As of 2000, approximately 10.8 million people live in the exurbs of large metropolitan areas. This represents roughly 6 percent of the population of these large metro areas. These exurban areas grew more than twice as fast as their respective metropolitan areas overall, by 31 percent in the 1990s alone. The typical exurban census tract has 14 acres of land per home, compared to 0.8 acres per home in the typical tract nationwide.

The South and Midwest are more exurbanized than the West and Northeast. Five million people live in exurban areas of the South, representing 47 percent of total exurban population nationwide. Midwestern exurbs contain 2.6 million people, about one-fourth of all exurbanites. South Carolina, Oklahoma, Tennessee, and Maryland have the largest proportions of their residents living in exurbs, while Texas, California, and Ohio have the largest absolute numbers of exurbanites.

Seven metropolitan areas have at least one in five residents living in an exurb. These metro areas include Little Rock (AR), Grand Rapids (MI), and Greenville (SC), as well as areas like Poughkeepsie (NY) that serve as “satellites” to nearby larger metro areas. Both fast-growing and slow-growing metropolitan areas have developed exurbs.

Nationwide, 245 counties have at least one-fifth of their residents living in exurban areas. The Louisville metro area has the highest number of exurban counties (13), followed by Atlanta, Richmond, and Washington, D.C., which each have 11. These exurban counties grew by 12 percent overall between 2000 and 2005, faster than population growth in urban, inner suburban, or outer suburban counties (like Loudoun County, VA). However, outer suburban counties added 4.5 million people in the last five years, exceeding the 1.8 million-person gain in exurban counties.

Residents of the “average” exurb are disproportionately white, middle-income, homeowners, and commuters. Yet exurbanites do not conform to all popular stereotypes. For instance, they do not appear to telecommute, work in the real estate industry, or inhabit super-sized homes at higher rates than residents of other metropolitan county types. Middle-income families’ “drive to qualify” for more affordable new homes that are in limited supply elsewhere fuels growth in many metropolitan exurbs.

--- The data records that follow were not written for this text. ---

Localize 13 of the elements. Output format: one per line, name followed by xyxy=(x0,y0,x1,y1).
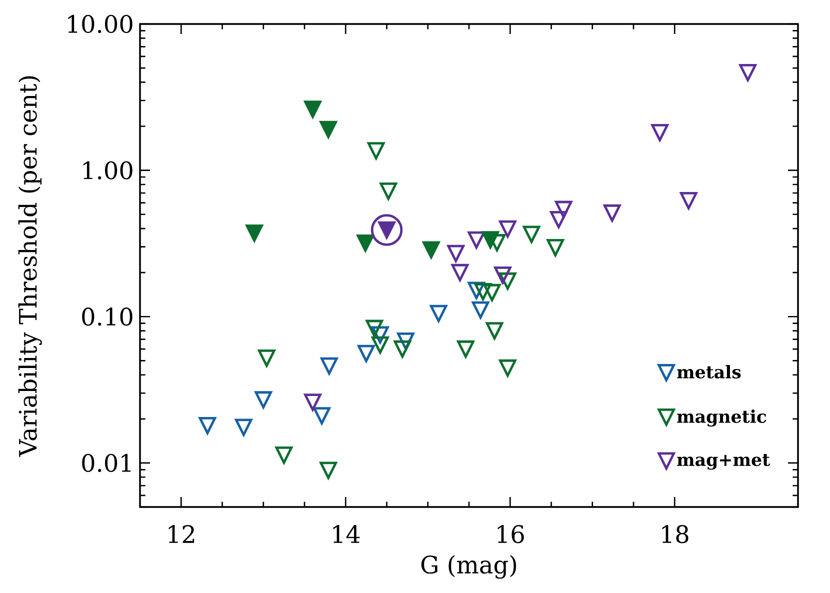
y-tick-label: 0.10 xyxy=(82,308,132,326)
y-tick-label: 0.01 xyxy=(82,454,131,472)
x-tick-label: 16 xyxy=(498,525,524,544)
legend-label: magnetic xyxy=(677,410,766,427)
x-tick-label: 18 xyxy=(662,525,688,544)
y-tick-label: 10.00 xyxy=(68,14,132,34)
x-axis-title: G (mag) xyxy=(421,555,516,579)
legend-label: mag+met xyxy=(677,454,770,470)
x-tick-label: 14 xyxy=(333,525,360,543)
x-tick-label: 12 xyxy=(168,525,194,543)
y-tick-label: 1.00 xyxy=(83,161,132,180)
y-axis-title: Variability Threshold (per cent) xyxy=(18,76,42,457)
legend-label: metals xyxy=(677,365,741,378)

Despite their popularization by political analysts, media, and local growth activists, the “exurbs” do not abound nor fit a single, neat stereotype. Just 6 percent of large metro area residents live in an exurb, and these exurbs vary from affordable housing havens for middle-class families, to “favored quarters” for high-income residents, to the path of least resistance for new development. While they may continue to capture interest among political observers, the real test for exurbia lies in how our nation accommodates future growth. Will exurbs remain exurbs or become the suburbs of tomorrow?